Some explanation about the why of the above horror:

  • every worker node has 2xSDD disks in a flex bay with hw RAID 1. This means that the OS sees the /dev/sda partition usually as single disk, that we use for the OS.
  • every worker node has also 12x4TB disks, that have a "special" config. They need to be configured as JBOD, but due to how the hw raid controller works (may have changed in recent versions) they need to be set up as single disk RAID0, to appear to the OS as single JBOD disks. These disks have not been configured in partman, so they are not formatted/accounted during Debian Install (that is also a plus when we upgrade, since we don't have to care about data being wiped etc..).

On top of what wrote above, we have a new config for the 6 nodes with GPUs:

  • no flexbay, 24x2TB disks (same raid0 single disks caveat as above)

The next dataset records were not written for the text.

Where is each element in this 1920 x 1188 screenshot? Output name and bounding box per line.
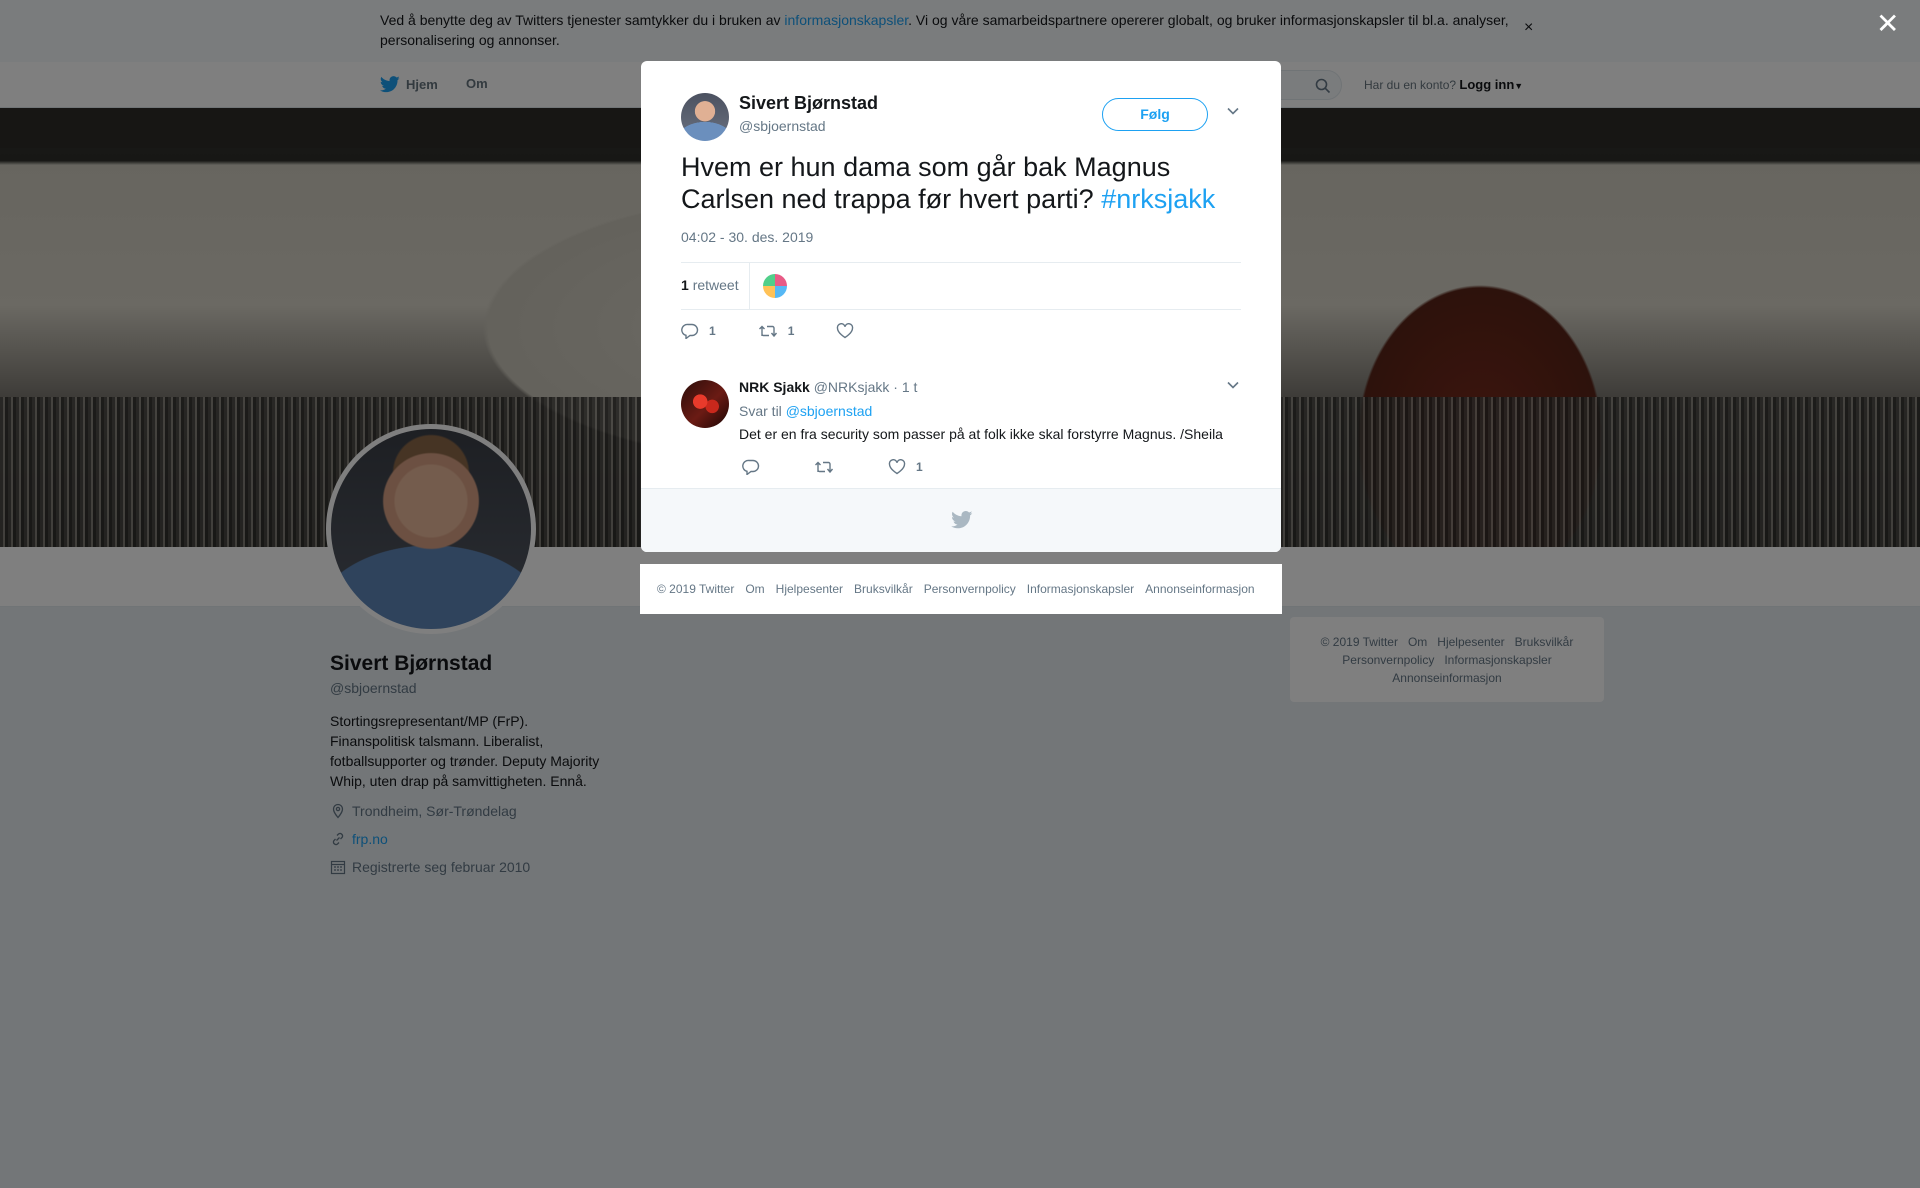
heart-icon bbox=[888, 459, 906, 475]
footer-link-terms[interactable]: Bruksvilkår bbox=[854, 582, 913, 596]
footer-link-privacy[interactable]: Personvernpolicy bbox=[924, 582, 1016, 596]
retweet-button[interactable] bbox=[814, 459, 844, 475]
retweet-button[interactable]: 1 bbox=[758, 323, 794, 339]
tweet-stats: 1 retweet bbox=[681, 262, 1241, 310]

We should write a cookbook to automate and document this procedure (and to improve it if needed).

Event Timeline

Change 629384 had a related patch set uploaded (by Elukey; owner: Elukey):
[operations/cookbooks@master] Add

Change 629384 merged by Elukey:
[operations/cookbooks@master] Add

elukey added a project: Analytics-Kanban.
elukey moved this task from Next Up to In Progress on the Analytics-Kanban board.

The cookbook now works, I was able to add all the partitions on an-worker1096->1101. In the current version I forgot to add the journalnode partition though, will amend the cookbook.

Change 629435 had a related patch set uploaded (by Elukey; owner: Elukey):
[operations/cookbooks@master] add journalnode partition

Change 629435 abandoned by Elukey:
[operations/cookbooks@master] add journalnode partition

Not needed for the moment

Tested it multiple times, works fine!